當初自己寥寥幾句話就能將他逼得走投無路,如今攻守異形,先是有避諱奏疏,隨後是李明知暴斃,這些事分明是安蘊林在主動出手步步緊逼!
洪繼隆暗罵一句,卻依舊不屑:「他設計我也是白搭,別說這事不是我做的,就算真是,他還能衝進來把我抓了?」
「當初將你奪職也是天方夜譚,如今不也成真了?」洪繼昌陰沉著臉,「將他調入吏部原本是為了遏制他,如今反倒方便他為自己攬權了。當心安蘊林步步緊逼,真有危及你我性命的那天。」
他說著說著,聲音忽然陰狠:「得想個法子料理了他!」
「當初他人微言輕,尚能周旋在各方之間保全自己,如今羽翼漸豐自然更不容易。」
說話的是洪天璟,他目露玩味,忽然道:「祖父,父親,不妨聽我一言。」
他自小也有天資聰穎的讚譽,讀書騎射樣樣出類拔萃。當初殿試一舉斬獲榜眼頭銜,即便出自洪家,也鮮少有人認為他是依靠家族上位。
洪天璟知道,安蘊林當年的探花頭銜糾纏了許多事,之於讀書二人並未分出勝負。可往後看,無論是在地方還是調任京城,無論是造福一方民眾還是遊刃官場處理政務,自己並不比他差多少。安蘊林如今手腕見長,他也想見識見識這位旗鼓相當的對手,看看究竟誰更勝一籌。

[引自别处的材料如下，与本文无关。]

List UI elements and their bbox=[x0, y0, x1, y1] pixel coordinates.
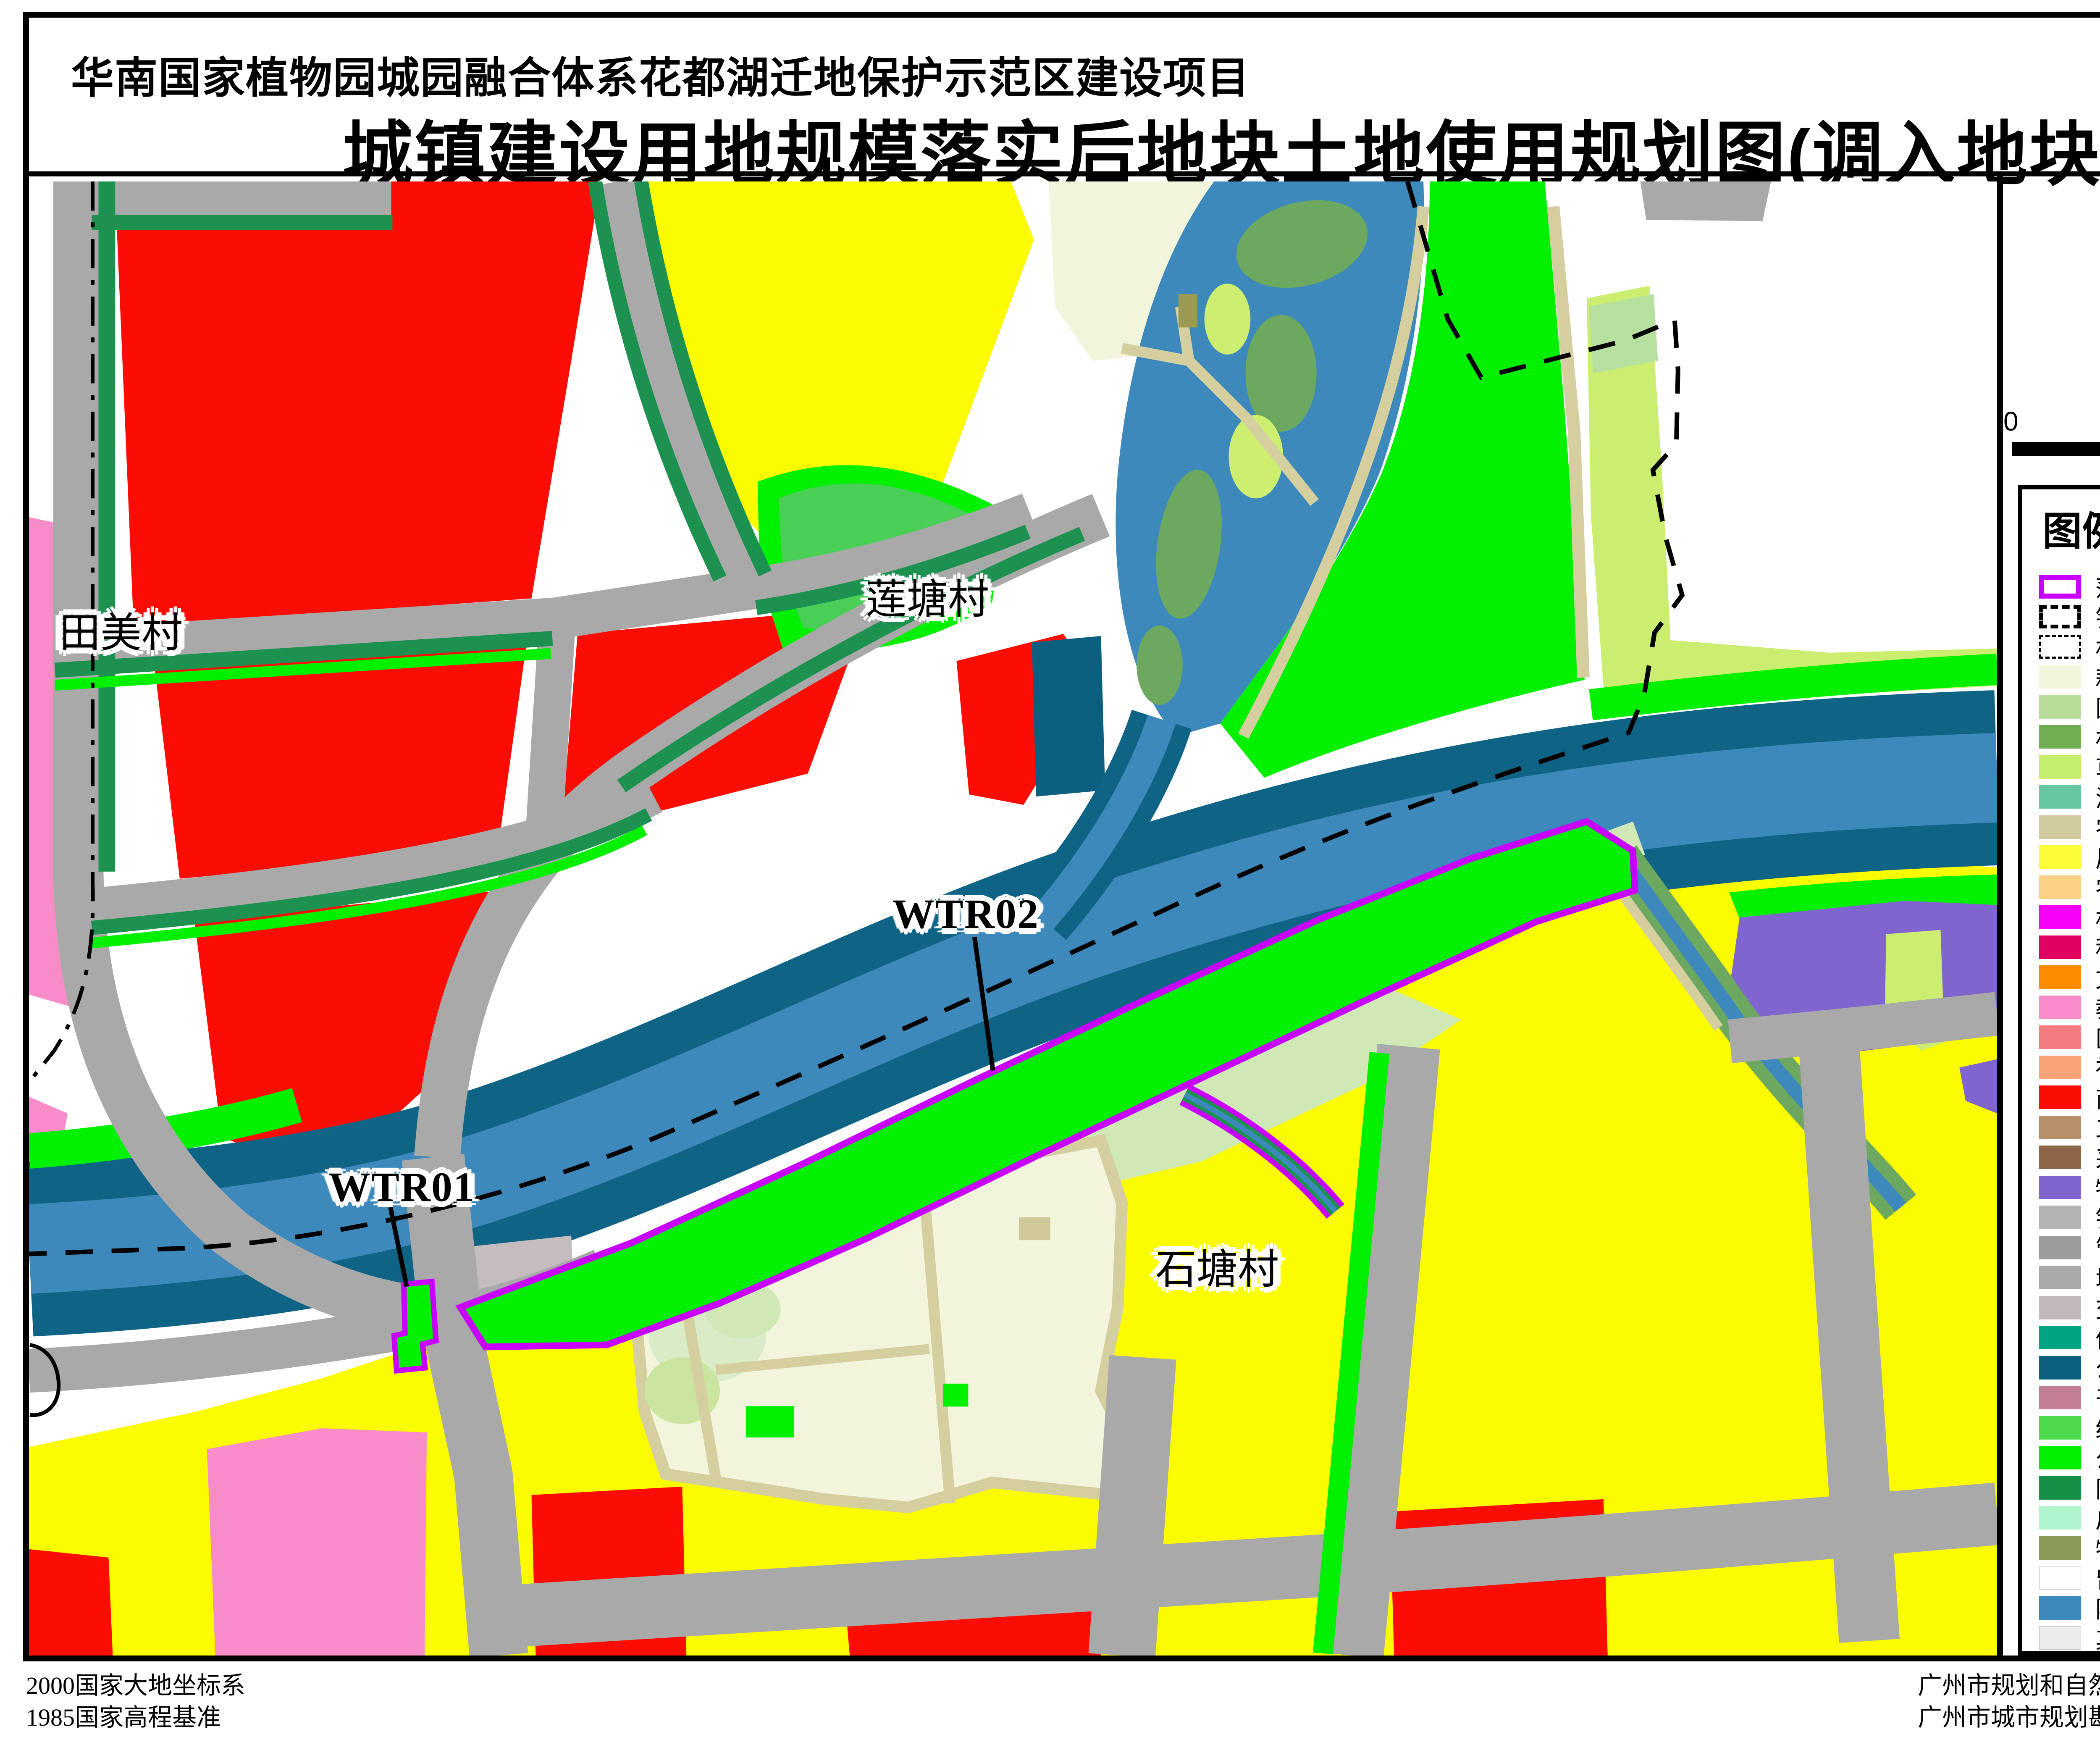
legend-swatch-fill bbox=[2039, 1266, 2081, 1289]
legend-item-label: 公用设施用地 bbox=[2095, 1351, 2100, 1385]
legend-item: 交通场站及其他交通用地 bbox=[2022, 1293, 2100, 1323]
legend-item: 文化用地 bbox=[2022, 962, 2100, 993]
legend-item-label: 文化用地 bbox=[2095, 960, 2100, 994]
legend-item-label: 特殊用地 bbox=[2095, 1531, 2100, 1565]
footer-bureau: 广州市规划和自然资源局花都区分局 bbox=[1918, 1670, 2100, 1702]
legend-item-label: 科研用地 bbox=[2095, 930, 2100, 964]
legend-swatch-fill bbox=[2039, 1356, 2081, 1380]
legend-item: 留白用地 bbox=[2022, 1563, 2100, 1593]
legend-item-label: 林地 bbox=[2095, 720, 2100, 754]
legend-item: 机关团体用地 bbox=[2022, 902, 2100, 933]
legend-item-label: 社会福利用地 bbox=[2095, 1050, 2100, 1084]
project-name: 华南国家植物园城园融合体系花都湖迁地保护示范区建设项目 bbox=[71, 44, 1250, 105]
legend-item-label: 防护绿地 bbox=[2095, 1471, 2100, 1505]
legend-item-label: 体育用地 bbox=[2095, 1321, 2100, 1355]
legend-item: 绿地与开敞空间用地 bbox=[2022, 1413, 2100, 1443]
label-liantang-village: 莲塘村 bbox=[866, 566, 989, 625]
legend-title: 图例 bbox=[2042, 499, 2100, 557]
legend-swatch-fill bbox=[2039, 845, 2081, 869]
legend-swatch-fill bbox=[2039, 1025, 2081, 1049]
legend-item: 公用设施用地 bbox=[2022, 1353, 2100, 1383]
legend-item: 农村宅基地 bbox=[2022, 872, 2100, 902]
legend-swatch-fill bbox=[2039, 1085, 2081, 1109]
legend-item: 物流仓储用地 bbox=[2022, 1172, 2100, 1203]
legend-item-label: 村界 bbox=[2095, 630, 2100, 664]
legend-item-label: 草地 bbox=[2095, 750, 2100, 784]
legend-item-label: 耕地 bbox=[2095, 660, 2100, 694]
scale-tick-0: 0 bbox=[2003, 406, 2019, 437]
legend-items: 落实地块镇界村界耕地园地林地草地湿地农业设施建设用地居住用地农村宅基地机关团体用… bbox=[2022, 572, 2100, 1653]
legend-item-label: 园地 bbox=[2095, 690, 2100, 724]
legend-swatch-dash-thin bbox=[2039, 635, 2081, 659]
legend-item-label: 陆地水域 bbox=[2095, 1591, 2100, 1625]
legend-item-label: 留白用地 bbox=[2095, 1561, 2100, 1595]
label-tianmei-village: 田美村 bbox=[59, 599, 183, 659]
legend-item: 农业设施建设用地 bbox=[2022, 812, 2100, 842]
legend-item: 工业用地 bbox=[2022, 1112, 2100, 1143]
legend-item: 湿地 bbox=[2022, 782, 2100, 812]
legend-item: 铁路、公路、机场、港口码头用地 bbox=[2022, 1203, 2100, 1233]
legend-item-label: 采矿用地 bbox=[2095, 1140, 2100, 1175]
legend-item: 草地 bbox=[2022, 752, 2100, 782]
footer-height-datum: 1985国家高程基准 bbox=[26, 1702, 245, 1734]
legend-swatch-fill bbox=[2039, 1566, 2081, 1590]
road-stub-north bbox=[1641, 181, 1771, 221]
footer-attribution: 广州市规划和自然资源局花都区分局 广州市城市规划勘测设计研究院花都分院 制图 bbox=[1918, 1670, 2100, 1734]
legend-item: 镇界 bbox=[2022, 602, 2100, 632]
legend-item-label: 城镇道路用地 bbox=[2095, 1261, 2100, 1295]
legend-swatch-fill bbox=[2039, 1116, 2081, 1139]
legend-swatch-outline bbox=[2039, 575, 2081, 599]
legend-swatch-dash-bold bbox=[2039, 605, 2081, 628]
legend-swatch-fill bbox=[2039, 1626, 2081, 1650]
legend-swatch-fill bbox=[2039, 965, 2081, 989]
legend-swatch-fill bbox=[2039, 1206, 2081, 1229]
legend-swatch-fill bbox=[2039, 725, 2081, 749]
legend-item-label: 落实地块 bbox=[2095, 570, 2100, 604]
legend-item: 林地 bbox=[2022, 722, 2100, 752]
legend-swatch-fill bbox=[2039, 1176, 2081, 1199]
legend-item-label: 广场用地 bbox=[2095, 1501, 2100, 1535]
legend-swatch-fill bbox=[2039, 905, 2081, 929]
legend-item: 陆地水域 bbox=[2022, 1593, 2100, 1623]
legend-swatch-fill bbox=[2039, 1536, 2081, 1560]
legend-swatch-fill bbox=[2039, 1506, 2081, 1529]
legend-swatch-fill bbox=[2039, 815, 2081, 839]
legend-item: 其他土地 bbox=[2022, 1623, 2100, 1653]
footer-coordinate-system: 2000国家大地坐标系 bbox=[26, 1670, 245, 1702]
legend-swatch-fill bbox=[2039, 755, 2081, 779]
legend-swatch-fill bbox=[2039, 1056, 2081, 1079]
legend-swatch-fill bbox=[2039, 1386, 2081, 1409]
legend-item: 商业服务业用地 bbox=[2022, 1083, 2100, 1113]
legend-item: 特殊用地 bbox=[2022, 1533, 2100, 1563]
legend-panel: 图例 落实地块镇界村界耕地园地林地草地湿地农业设施建设用地居住用地农村宅基地机关… bbox=[2018, 485, 2100, 1656]
legend-item: 村界 bbox=[2022, 632, 2100, 662]
legend-swatch-fill bbox=[2039, 1146, 2081, 1169]
legend-swatch-fill bbox=[2039, 1476, 2081, 1500]
title-banner: 华南国家植物园城园融合体系花都湖迁地保护示范区建设项目 城镇建设用地规模落实后地… bbox=[23, 12, 2100, 176]
label-shitang-village: 石塘村 bbox=[1155, 1236, 1279, 1296]
legend-item: 采矿用地 bbox=[2022, 1143, 2100, 1173]
legend-item-label: 其他土地 bbox=[2095, 1621, 2100, 1655]
legend-item: 教育用地 bbox=[2022, 992, 2100, 1022]
legend-item: 科研用地 bbox=[2022, 932, 2100, 962]
legend-item-label: 农村宅基地 bbox=[2095, 870, 2100, 904]
legend-item: 耕地 bbox=[2022, 662, 2100, 692]
label-wtr01: WTR01 bbox=[328, 1163, 475, 1211]
footer-institute: 广州市城市规划勘测设计研究院花都分院 制图 bbox=[1918, 1702, 2100, 1734]
legend-item-label: 管道运输用地 bbox=[2095, 1230, 2100, 1264]
legend-swatch-fill bbox=[2039, 996, 2081, 1019]
legend-swatch-fill bbox=[2039, 1236, 2081, 1259]
legend-item: 公园绿地 bbox=[2022, 1443, 2100, 1473]
legend-swatch-fill bbox=[2039, 1326, 2081, 1349]
legend-swatch-fill bbox=[2039, 1446, 2081, 1469]
legend-swatch-fill bbox=[2039, 695, 2081, 719]
legend-swatch-fill bbox=[2039, 1416, 2081, 1440]
scale-bar bbox=[2012, 442, 2100, 456]
utility-parcel bbox=[1032, 636, 1105, 796]
legend-item-label: 绿地与开敞空间用地 bbox=[2095, 1411, 2100, 1445]
legend-item-label: 工业用地 bbox=[2095, 1110, 2100, 1144]
legend-item: 社会福利用地 bbox=[2022, 1052, 2100, 1083]
legend-item-label: 干渠 bbox=[2095, 1381, 2100, 1415]
scale-seg bbox=[2013, 444, 2100, 455]
footer-datum: 2000国家大地坐标系 1985国家高程基准 bbox=[26, 1670, 245, 1734]
legend-item-label: 镇界 bbox=[2095, 600, 2100, 634]
legend-item: 广场用地 bbox=[2022, 1503, 2100, 1533]
legend-item: 干渠 bbox=[2022, 1383, 2100, 1413]
map-legend-divider bbox=[1997, 176, 2003, 1661]
legend-item: 居住用地 bbox=[2022, 842, 2100, 872]
label-wtr02: WTR02 bbox=[892, 890, 1039, 938]
legend-item-label: 交通场站及其他交通用地 bbox=[2095, 1290, 2100, 1324]
legend-item: 防护绿地 bbox=[2022, 1473, 2100, 1503]
legend-item-label: 公园绿地 bbox=[2095, 1441, 2100, 1475]
legend-swatch-fill bbox=[2039, 1596, 2081, 1620]
legend-item: 落实地块 bbox=[2022, 572, 2100, 602]
legend-item-label: 湿地 bbox=[2095, 780, 2100, 814]
legend-item: 城镇道路用地 bbox=[2022, 1263, 2100, 1293]
legend-item: 管道运输用地 bbox=[2022, 1232, 2100, 1263]
legend-item-label: 教育用地 bbox=[2095, 990, 2100, 1024]
legend-item-label: 物流仓储用地 bbox=[2095, 1170, 2100, 1204]
legend-swatch-fill bbox=[2039, 875, 2081, 899]
legend-item-label: 农业设施建设用地 bbox=[2095, 810, 2100, 844]
legend-item-label: 居住用地 bbox=[2095, 840, 2100, 874]
legend-item: 体育用地 bbox=[2022, 1323, 2100, 1353]
legend-swatch-fill bbox=[2039, 936, 2081, 959]
legend-item-label: 医疗卫生用地 bbox=[2095, 1020, 2100, 1054]
legend-item: 园地 bbox=[2022, 692, 2100, 722]
legend-swatch-fill bbox=[2039, 665, 2081, 688]
legend-item-label: 铁路、公路、机场、港口码头用地 bbox=[2095, 1201, 2100, 1235]
legend-swatch-fill bbox=[2039, 785, 2081, 809]
legend-item-label: 商业服务业用地 bbox=[2095, 1080, 2100, 1114]
legend-swatch-fill bbox=[2039, 1296, 2081, 1319]
legend-item: 医疗卫生用地 bbox=[2022, 1022, 2100, 1053]
legend-item-label: 机关团体用地 bbox=[2095, 900, 2100, 934]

「據安蘊林的過往經歷,不難猜出他與李明知徐開榮都有嫌隙。如今李明知暴斃,最該擔心的不是我們,應當是徐開榮才對。」
「臨州的徐知府不是正四處奔走想救他麼?」
他微微挑眉,眾人看懂了,讓徐知府下手遠比他們出手要好得多。
「除此之外,安蘊林還有個更大的弱點。」
眾人屏息,聽到他一字一頓地道:「奉、山、縣。」
「……」
洪天璟微笑道:「那是他政績之始。」
是了,奉山縣。安蘊林的親信在那兒,聲譽在那兒,若能瓦解他在邊陲經營的勢力,於他而言必然是一記重創。